In February 2024, Inco Network completed a $4.5 million seed funding round led by 1kx, with participation from Circle Ventures, Robot Ventures, Portal VC, Alliance DAO, Big Brain Holdings, Symbolic, GSR, Polygon Ventures, Daedalus, Matter Labs, and Fenbushi.

Regulatory Environment for Privacy Technologies like FHE

The regulatory environment varies across different regions. While data privacy is widely supported, financial privacy remains a gray area. FHE has the potential to enhance data privacy, allowing users to retain ownership of their data and potentially profit from it while maintaining social benefits like targeted advertising.

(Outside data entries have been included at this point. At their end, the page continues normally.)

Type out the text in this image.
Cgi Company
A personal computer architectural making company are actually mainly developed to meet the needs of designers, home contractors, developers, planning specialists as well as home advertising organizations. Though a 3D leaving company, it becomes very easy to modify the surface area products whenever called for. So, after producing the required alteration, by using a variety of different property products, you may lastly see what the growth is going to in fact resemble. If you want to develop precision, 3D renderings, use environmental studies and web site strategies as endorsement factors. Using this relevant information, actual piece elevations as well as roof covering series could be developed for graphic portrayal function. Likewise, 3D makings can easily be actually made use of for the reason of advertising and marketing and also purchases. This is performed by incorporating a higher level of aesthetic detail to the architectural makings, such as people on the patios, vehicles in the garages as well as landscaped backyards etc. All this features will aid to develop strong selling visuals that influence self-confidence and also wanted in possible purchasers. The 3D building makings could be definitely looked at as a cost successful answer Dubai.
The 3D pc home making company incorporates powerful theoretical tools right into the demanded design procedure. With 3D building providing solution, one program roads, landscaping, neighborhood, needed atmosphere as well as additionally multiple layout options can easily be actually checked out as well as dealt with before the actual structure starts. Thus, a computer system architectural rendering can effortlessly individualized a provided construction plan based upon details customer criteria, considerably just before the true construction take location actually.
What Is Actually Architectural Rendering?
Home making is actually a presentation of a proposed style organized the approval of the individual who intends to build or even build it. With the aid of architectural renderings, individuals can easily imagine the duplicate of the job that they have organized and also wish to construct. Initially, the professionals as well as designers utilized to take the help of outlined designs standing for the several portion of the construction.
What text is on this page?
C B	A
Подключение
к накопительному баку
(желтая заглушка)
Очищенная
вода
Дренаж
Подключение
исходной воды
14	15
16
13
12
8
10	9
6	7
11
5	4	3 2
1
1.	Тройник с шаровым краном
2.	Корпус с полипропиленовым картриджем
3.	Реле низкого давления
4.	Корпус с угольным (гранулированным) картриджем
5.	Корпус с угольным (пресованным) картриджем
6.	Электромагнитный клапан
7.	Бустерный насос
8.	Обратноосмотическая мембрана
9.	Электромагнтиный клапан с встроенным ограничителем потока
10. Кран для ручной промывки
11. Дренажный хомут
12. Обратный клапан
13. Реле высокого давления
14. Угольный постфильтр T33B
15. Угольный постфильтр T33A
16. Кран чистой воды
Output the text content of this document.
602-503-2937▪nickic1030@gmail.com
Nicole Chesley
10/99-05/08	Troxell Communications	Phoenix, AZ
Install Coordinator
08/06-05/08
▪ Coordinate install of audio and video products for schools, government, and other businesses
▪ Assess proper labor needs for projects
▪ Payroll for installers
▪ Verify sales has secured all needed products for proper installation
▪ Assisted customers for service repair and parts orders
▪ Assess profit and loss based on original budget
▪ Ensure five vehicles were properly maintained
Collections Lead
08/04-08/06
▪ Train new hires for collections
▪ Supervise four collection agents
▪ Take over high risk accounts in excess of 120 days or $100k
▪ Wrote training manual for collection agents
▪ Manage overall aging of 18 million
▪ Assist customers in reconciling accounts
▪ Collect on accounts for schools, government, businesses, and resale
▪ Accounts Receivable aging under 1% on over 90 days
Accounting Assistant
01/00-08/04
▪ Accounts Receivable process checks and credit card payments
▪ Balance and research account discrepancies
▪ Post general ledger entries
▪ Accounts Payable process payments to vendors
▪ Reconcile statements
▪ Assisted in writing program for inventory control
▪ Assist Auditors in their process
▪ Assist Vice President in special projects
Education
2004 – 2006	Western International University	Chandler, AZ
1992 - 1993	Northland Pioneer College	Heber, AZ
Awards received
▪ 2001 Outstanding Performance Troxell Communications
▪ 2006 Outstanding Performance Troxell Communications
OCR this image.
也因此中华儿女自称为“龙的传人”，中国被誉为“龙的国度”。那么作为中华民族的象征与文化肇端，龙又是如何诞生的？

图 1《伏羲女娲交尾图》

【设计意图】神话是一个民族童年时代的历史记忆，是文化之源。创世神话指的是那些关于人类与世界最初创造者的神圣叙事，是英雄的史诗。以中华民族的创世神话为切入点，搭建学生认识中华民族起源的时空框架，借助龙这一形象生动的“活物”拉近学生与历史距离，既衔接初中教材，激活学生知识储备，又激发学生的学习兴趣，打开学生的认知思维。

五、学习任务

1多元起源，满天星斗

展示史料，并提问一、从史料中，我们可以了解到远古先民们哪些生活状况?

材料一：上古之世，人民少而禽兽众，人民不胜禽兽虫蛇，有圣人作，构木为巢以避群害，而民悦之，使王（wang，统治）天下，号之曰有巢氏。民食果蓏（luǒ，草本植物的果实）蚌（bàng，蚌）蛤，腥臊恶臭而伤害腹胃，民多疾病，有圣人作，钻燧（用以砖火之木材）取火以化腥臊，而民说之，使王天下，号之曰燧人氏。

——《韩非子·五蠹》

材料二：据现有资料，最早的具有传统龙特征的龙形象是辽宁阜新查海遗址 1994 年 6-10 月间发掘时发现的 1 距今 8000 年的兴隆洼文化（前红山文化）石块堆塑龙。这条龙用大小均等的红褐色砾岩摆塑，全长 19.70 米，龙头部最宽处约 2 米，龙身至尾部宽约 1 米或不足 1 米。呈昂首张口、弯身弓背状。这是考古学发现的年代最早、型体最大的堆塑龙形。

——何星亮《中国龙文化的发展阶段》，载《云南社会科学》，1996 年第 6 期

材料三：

Looking ahead, gradual improvements in theory, software, hardware, and algorithms are expected to make FHE increasingly practical. The development of FHE is currently transitioning from theoretical research to practical applications, with significant progress anticipated in the next three to five years.

Conclusion

Fully Homomorphic Encryption (FHE) is on the brink of a revolutionary transformation in the field of cryptography, offering advanced privacy and security solutions. With ongoing advancements and increasing attention from venture capital, FHE is poised for widespread adoption, addressing key issues of blockchain scalability and privacy protection. As the technology matures, it is expected to unlock new possibilities and drive innovation across various applications in the crypto ecosystem.